Да, бывает по разному, автор порой упорен, как бойцовый осёл! Собирает эти поганые пожелтевшие бумажки, корпит над ними, как осёл, и думает, что кому-то в голову после его смерти прид1т перечитывать, что там думала Марья Ивана вкупе с Петром Петровичем! Иногда он так уверен в собственной генаальности, что не подойдёт к печке и за тысячу долларов. Нет, за пять тысяч он конечно был бы попокладистее, да кто ж ему дасть-то? Это ж деньги! Он поэтому может не поверить, что ему серьёзно предлагают, а издеваются над ним и отказаться с матом и пинчарами! Да ещё набросится с упрёками и поношеньями, как, мол, типа, вы посмели подойти ко мне, то есть к нему с такимистрёмными предложениями? Задранные фалды, огнь в очах! Фр-рррррр! Уф!

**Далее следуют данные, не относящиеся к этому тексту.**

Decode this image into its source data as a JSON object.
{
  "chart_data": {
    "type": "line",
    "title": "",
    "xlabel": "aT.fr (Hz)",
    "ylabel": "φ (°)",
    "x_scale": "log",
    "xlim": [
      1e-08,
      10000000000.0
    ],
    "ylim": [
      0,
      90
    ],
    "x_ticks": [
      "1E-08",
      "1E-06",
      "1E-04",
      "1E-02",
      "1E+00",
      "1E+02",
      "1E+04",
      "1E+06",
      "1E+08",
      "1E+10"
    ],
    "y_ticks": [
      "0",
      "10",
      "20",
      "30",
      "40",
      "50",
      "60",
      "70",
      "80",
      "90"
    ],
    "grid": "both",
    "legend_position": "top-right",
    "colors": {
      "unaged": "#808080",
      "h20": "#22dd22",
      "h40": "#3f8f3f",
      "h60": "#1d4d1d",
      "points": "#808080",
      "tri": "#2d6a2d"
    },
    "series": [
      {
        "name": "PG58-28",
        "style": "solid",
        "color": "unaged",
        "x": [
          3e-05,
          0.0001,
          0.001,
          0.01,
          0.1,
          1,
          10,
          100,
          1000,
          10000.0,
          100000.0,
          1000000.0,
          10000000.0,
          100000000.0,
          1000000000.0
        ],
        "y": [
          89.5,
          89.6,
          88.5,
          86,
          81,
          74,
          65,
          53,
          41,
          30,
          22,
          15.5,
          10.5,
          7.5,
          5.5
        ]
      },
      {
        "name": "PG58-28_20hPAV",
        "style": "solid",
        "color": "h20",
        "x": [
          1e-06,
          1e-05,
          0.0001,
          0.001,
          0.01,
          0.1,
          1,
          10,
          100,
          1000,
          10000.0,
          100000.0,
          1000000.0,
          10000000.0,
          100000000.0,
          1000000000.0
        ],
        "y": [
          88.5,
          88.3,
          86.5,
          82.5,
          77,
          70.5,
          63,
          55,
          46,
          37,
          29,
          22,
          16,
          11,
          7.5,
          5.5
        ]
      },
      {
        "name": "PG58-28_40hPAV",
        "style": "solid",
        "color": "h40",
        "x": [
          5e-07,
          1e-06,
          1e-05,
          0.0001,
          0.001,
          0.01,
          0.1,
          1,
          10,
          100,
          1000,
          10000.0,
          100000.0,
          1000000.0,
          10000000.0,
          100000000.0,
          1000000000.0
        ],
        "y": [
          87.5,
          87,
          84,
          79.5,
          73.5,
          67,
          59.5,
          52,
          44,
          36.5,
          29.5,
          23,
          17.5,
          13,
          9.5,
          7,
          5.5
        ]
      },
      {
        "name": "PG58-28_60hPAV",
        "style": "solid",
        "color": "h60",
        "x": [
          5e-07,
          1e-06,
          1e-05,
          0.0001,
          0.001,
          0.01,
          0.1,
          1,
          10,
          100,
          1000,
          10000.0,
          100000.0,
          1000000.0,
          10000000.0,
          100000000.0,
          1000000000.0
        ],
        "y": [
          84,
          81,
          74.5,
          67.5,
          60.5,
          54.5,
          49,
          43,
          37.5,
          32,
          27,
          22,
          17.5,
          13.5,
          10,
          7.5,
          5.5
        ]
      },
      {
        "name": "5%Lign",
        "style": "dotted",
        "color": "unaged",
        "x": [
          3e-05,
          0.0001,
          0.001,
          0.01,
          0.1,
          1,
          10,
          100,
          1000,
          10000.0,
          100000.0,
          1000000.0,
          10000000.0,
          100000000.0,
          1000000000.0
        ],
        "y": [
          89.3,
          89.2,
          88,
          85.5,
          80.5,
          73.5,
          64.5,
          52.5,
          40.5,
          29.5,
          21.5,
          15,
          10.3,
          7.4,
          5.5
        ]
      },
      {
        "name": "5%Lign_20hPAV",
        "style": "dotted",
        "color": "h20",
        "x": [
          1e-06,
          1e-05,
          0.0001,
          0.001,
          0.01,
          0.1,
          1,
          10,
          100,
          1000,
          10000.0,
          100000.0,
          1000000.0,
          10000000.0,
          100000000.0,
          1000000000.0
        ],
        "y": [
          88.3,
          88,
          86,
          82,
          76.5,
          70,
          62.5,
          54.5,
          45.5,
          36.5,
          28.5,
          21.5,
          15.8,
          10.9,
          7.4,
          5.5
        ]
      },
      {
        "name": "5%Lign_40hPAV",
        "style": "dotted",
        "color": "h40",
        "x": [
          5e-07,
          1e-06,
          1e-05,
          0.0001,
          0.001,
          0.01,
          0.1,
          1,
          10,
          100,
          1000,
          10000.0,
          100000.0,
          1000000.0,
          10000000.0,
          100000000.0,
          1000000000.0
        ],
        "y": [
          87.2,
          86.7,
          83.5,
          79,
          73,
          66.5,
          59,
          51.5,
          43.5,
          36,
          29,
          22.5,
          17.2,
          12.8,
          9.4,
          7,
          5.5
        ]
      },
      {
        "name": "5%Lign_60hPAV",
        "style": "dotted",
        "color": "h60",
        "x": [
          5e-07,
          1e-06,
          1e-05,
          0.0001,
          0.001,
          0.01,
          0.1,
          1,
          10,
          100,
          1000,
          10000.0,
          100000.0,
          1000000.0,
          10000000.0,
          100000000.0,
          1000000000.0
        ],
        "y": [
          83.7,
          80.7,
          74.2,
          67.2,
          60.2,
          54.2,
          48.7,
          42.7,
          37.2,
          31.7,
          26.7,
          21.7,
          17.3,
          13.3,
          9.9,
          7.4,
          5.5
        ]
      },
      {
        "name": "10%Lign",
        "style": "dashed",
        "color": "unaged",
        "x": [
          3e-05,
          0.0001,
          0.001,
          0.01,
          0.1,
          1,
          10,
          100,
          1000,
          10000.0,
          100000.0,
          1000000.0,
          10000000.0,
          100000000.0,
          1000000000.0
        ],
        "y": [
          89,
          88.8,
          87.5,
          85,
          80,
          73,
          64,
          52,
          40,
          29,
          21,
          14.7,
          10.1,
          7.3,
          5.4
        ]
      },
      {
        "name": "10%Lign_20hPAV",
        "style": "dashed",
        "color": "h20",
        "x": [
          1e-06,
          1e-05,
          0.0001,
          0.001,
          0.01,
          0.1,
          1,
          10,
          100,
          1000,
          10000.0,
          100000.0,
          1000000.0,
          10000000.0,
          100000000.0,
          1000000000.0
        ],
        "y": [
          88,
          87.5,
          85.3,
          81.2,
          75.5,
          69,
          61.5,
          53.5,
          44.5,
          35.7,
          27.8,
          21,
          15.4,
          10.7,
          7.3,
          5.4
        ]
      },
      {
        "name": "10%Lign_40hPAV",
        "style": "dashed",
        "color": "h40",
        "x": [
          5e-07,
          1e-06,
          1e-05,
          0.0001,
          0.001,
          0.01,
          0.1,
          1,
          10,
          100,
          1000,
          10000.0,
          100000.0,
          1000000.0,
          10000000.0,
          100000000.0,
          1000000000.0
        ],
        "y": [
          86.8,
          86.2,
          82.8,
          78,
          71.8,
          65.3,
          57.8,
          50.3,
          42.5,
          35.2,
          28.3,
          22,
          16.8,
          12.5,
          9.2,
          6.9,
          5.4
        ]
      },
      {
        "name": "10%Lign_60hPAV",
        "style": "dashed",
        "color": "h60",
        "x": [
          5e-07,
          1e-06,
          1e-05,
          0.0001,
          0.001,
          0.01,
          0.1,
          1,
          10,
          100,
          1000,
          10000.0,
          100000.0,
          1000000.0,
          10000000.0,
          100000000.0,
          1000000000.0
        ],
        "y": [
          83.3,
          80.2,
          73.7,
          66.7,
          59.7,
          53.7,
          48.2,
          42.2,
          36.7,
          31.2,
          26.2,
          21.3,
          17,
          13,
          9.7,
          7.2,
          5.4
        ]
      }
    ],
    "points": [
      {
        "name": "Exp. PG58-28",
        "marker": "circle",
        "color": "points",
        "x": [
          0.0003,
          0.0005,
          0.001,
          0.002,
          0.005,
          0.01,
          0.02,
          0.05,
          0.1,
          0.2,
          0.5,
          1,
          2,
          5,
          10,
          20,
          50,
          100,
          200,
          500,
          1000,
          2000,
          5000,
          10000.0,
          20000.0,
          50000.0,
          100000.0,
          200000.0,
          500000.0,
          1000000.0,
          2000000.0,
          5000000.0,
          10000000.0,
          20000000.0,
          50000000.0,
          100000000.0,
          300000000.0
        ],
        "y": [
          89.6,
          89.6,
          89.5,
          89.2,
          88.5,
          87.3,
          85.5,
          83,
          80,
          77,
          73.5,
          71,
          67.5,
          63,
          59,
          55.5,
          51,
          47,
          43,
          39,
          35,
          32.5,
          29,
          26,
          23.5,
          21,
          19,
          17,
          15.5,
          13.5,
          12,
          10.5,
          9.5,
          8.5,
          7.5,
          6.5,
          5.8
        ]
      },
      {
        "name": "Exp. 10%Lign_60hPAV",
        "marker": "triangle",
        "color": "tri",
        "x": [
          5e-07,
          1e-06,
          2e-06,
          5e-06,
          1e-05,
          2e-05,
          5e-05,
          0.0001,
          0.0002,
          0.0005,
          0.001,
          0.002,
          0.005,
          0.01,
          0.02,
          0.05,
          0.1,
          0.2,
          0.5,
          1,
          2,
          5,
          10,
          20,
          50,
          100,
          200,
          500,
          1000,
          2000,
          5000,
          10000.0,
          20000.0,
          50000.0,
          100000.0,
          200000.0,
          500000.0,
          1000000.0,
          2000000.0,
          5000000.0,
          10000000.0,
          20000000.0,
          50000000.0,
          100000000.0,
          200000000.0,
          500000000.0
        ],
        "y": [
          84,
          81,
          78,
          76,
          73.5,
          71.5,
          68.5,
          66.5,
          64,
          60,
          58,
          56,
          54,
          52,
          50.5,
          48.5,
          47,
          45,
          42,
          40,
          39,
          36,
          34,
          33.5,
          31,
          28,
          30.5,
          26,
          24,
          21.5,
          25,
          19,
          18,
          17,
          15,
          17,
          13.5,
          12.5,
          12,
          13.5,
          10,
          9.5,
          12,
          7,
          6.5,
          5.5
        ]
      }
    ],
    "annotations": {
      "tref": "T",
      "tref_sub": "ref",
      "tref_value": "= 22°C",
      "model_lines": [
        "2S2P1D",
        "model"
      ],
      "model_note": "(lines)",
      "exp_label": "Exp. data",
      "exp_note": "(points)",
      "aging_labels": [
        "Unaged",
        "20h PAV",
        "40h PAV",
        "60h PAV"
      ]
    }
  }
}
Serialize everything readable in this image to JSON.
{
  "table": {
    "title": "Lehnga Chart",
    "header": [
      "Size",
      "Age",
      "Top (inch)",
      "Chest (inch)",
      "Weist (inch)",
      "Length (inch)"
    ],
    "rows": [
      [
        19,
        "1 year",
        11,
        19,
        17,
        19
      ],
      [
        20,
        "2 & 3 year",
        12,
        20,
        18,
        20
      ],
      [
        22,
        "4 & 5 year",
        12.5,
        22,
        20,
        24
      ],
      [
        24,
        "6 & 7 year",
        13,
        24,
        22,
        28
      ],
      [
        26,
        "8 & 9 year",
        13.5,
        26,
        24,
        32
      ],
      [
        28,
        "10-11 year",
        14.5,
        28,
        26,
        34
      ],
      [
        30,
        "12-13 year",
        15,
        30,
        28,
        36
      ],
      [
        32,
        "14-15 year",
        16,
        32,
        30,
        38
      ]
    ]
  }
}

Он думает, что её, эту мерзкую книжицу нужно срочно издать, желательно на казённые деньжата, гигантским тиражом сто тысяч экзэмов, матьём и каканьем протолкнуть в торговлю, раскидать всех этих Пушкиных-Гоголей толстой задницею, давая ход новому слову, тютюшкать её, баюкать до умопомрачения, и проталкивать её в дурные головы читателей, искать на неё критиканов и литературоведов! А я думаю я думаю главное её нужно срочно сжечь!
Вот никто не убедил меня пока что, что этот шедевр не следует сжечь, никто!
Всем равнение на Гоголя! Ну, конечно, кто-то скажет, а не совершить ли подвиг книгосожжения самому автору, почему он сам не показывает примера?
Ах, читатель, сжог, жог, сколько я книг жог, Платону не снилося! Спинозе не привиделось, Гоголю не представлялось, сколько я своих и чужих книг спалил! Воз и маленькую тележку! Вот сколько! Так что совесть моя чиста, как стручок гороха! Или перца!
Я вообще думаю, что настают самые лучшие годы для мирового творчества! Вот такие времена! Посудите сами! Никогда такого не было! Никто никого не запрещает, и даже в самых амбициозных снах, кроме китайцев и корейцев не может себе представить, кто что-то вообще возможно запретить! Пиши не хочу! Всё можно сделать доступным людям, пожалуйста вот платные ресурсы, вот бесплатные, такие-сякие, народ в конце концов не так уж глуп, чтобы в конце концов не найти то, что ему нужно! Естественно разные банды будут ему в кормушку подпихивать то, что им нужно, ну, Мандельштамов этих, Высоцких, Бродских, да вовсе не резон, что все люди их выберут! В нашем народе и покруче таланты есть! В конце концов выберут лучшее! Может, они будут там, а может, и нет! А писаке или писателю нужно только вострить перо и тексты кропать получшей и позабористей! Вот и всё!
Правда, я иногда задумываюсь, а кому теперь нужны мировые книги? Старички ещё иногда читают старые замусоленные временем книги, а молодые могут от силы прочесть пару фраз, а после их в сон тянет. Такой есть летаргический сон, говорят он очень полезен! Книга так и падает из их юных рук. Они в игры на компе дуются, во все эти долбанные стрелялки, бродилки и коптилки! Плюс в них один Зигнера можно не только убить, но и оживить снова! Кляповое сознание это называется! Я уже давно не вижу в своём дворе ни одного хулигана, ни одного маленького хоккеиста с горящими от мороза щеками, ни одного футболиста, вся малышня у этих долбанных компов сидит и играет в стрелялки. Пройдёт два поколения, выйдет наконец такой во двор и все упадут на жопу две спички-ножки, две спички-ручки и посредине тыква жёлтая голова с маленьким конопатым носиком! Чего от них после ждать?
Никому не нужны люди, в голове у которых есть какое-то знание, моральные ценности! Императивы! Честность это полный теперь отстой! (Не забыть отнести это старческое брюзжание в конец книги, чтобы сразу не отвратить читателей!)
Но я так не думаю!
Я вот о чём думаю! Если у человека в голове слова друг с другом не вяжутся, то человек ли это?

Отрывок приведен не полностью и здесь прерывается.